Asia is likely to witness dramatic changes over the next few years and India may be the 'real sleeper' — the one who becomes suddenly successful after being undistinguished — even as China is grabbing the centre-stage in the region, says the Morgan Stanley Asia Head.
"I think that India actually could be the real sleeper in Asia over the next few years. Just at a time when everybody is all lathered up and excited over a China-centric region," Stephen Roach said.
A large presence of world-class competitive companies, English-speaking, IT-competent workforce, relatively stable financial institutions, are some of the factors that may drive growth in the country.
In the last three to four years, India's savings rates have moved, though at a lesser pace than China but still an improvement in itself.

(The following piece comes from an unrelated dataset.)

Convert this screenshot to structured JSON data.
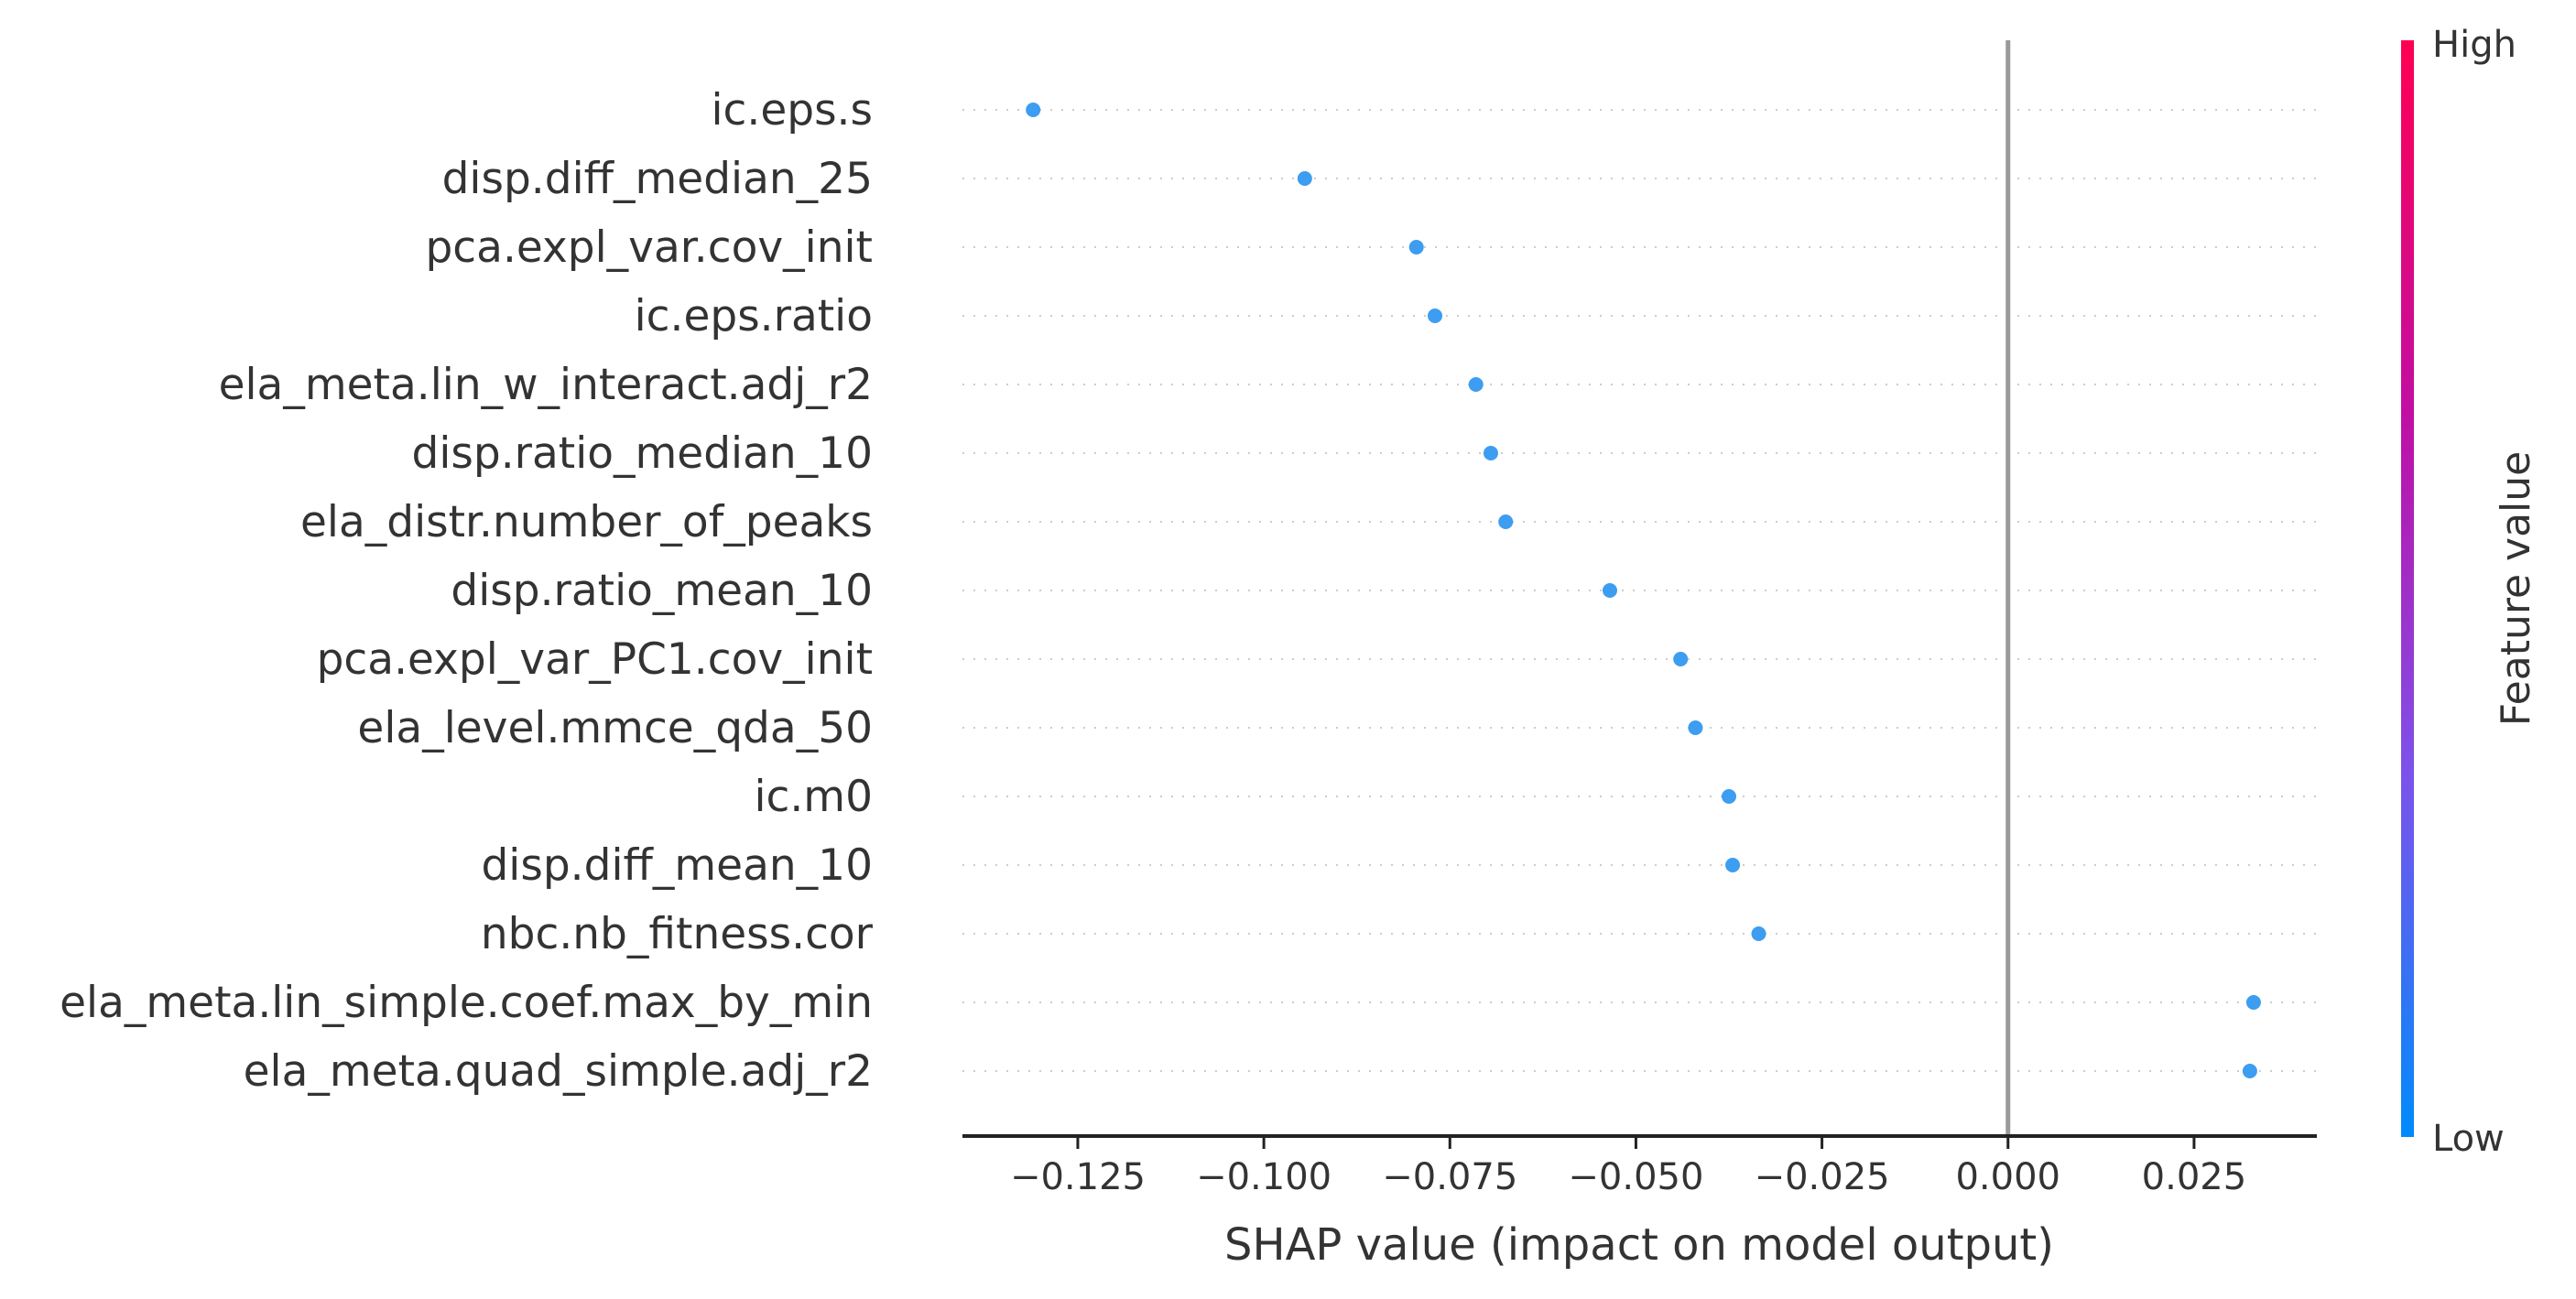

"Foreign direct investments accelerated dramatically again, not up to Chinese standards, but a huge acceleration vis-a-vis where India has been historically," Roach said in an interview with the Mckinsey publishing group.
Moreover, the mid-May election had given reformers an opportunity to deliver on promises they made, when they first took power over five years ago, Roach said.
Roach said Asia should concentrate on domestic consumption and embrace environmentally sustainable development policies to maintain its robust growth rate at a time when global demand is declining.
In the past Asia was an export driven economy, but in the coming years it will be a consumer-led economy, and global multinationals would like to tap the 3.5 billion customers in the region.
In order to keep growing and to keep developing, Asia has to depend more on its own internal demand and "become more internally, rather than externally, dependent", Roach said.
He said a greater degree of co-operation and integration within Asia and a China-centric supply chain has emerged, with most of the large economies in the region — Japan, Korea and, Taiwan — now being more dependent on exports to China than any of their other major trading partners, including Europe or the United States.
However, it is s little early to say that the "Asian Century" has arrived.
"Asian Century, in my view, is not a sustainable image if it’s an Asia of producers or exporters selling things to others. The Asian Century is one where Asia produces to its home markets, rather than just to markets around the world," Roach said.